Ascoli was born and raised in Champaign and Urbana, where his father was a professor of physics and his mother was a social worker. He began his college education at Grinnell College in Iowa, transferring to U of I in his last two years to complete his undergraduate education, majoring in English and minoring in French and Italian.
After spending a year on a granted study in Italy, he went to Cornell University in pursuit of doctoral degree in English. He soon transferred to Romance Studies where he finished a dissertation on Italian poet Ludovico Ariosto, which would later become his first book, “Ariosto’s Bitter Harmony.”

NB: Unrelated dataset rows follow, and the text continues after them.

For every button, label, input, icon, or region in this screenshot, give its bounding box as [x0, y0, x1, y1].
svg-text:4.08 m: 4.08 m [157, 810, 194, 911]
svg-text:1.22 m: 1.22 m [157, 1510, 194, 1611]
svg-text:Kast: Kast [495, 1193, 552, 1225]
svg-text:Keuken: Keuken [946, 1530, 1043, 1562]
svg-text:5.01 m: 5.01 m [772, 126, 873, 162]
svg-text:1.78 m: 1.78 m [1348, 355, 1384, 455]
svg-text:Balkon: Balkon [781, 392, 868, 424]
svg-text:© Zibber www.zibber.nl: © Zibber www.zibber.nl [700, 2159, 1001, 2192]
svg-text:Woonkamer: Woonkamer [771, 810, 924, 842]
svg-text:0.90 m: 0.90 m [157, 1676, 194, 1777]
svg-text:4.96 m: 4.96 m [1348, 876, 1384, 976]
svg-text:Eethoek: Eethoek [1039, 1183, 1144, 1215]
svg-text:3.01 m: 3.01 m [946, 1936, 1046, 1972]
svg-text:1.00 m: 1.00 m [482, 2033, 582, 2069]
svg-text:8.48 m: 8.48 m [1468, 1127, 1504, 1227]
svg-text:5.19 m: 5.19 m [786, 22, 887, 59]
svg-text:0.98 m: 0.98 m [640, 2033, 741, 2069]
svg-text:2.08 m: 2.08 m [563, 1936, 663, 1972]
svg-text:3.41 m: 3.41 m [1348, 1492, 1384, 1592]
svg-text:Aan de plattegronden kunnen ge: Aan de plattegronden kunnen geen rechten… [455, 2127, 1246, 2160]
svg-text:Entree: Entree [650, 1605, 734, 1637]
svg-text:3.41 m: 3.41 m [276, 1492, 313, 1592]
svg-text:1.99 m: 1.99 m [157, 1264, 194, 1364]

After graduating and being employed from 1982 to 1996 at Northwestern University as professor of Italian and of comparative literature, Ascoli moved to the University of California-Berkeley, where he works to this day. Ascoli has published multiple works regarding the Middle Ages and Renaissance, but his work most noteworthy to the Dante Society is his 2008 book with Cambridge University Press, “Dante and the Making of a Modern Author.”
Ascoli said that his experience in the College of LAS was quite formative in developing the passion for Dante that led to the position he currently holds.
“My studies with U. Milo Kaufmann and Michael Mullin in the English Department and Angelina Pietrangeli in Italian were especially important,” Ascoli said. “It is there that I first steeped myself in the study of the earlier periods and there that I first read and loved the ‘Divine Comedy.’”
Ascoli is also proud to say that a former student of his at Berkley, Eleonora Stoppino, now teaches Dante at the University of Illinois, as a professor in the Department of French & Italian.
Ascoli has lately been striving to expand the reach of the Dante Society. They recently published writings by high school students in a section of their website called “Dante Encounters,” and the society is making plans for a larger initiative called “Dante in the Schools.”
In 2016 the Dante Society established the Durling Prize (named for the late Robert Durling, a professor of Italian and English literature) that awards North American secondary educators $1,000 for excellence in the teaching of Dante’s life, time, and work. Ascoli said that he is particularly proud of establishing the prize.
“It has been my particular goal to expand the horizons of the society so that its activities are useful for and interesting to a larger public,” Ascoli said, “and in particular to create resources that will benefit students and teachers, not only at the university level but also in secondary schools.”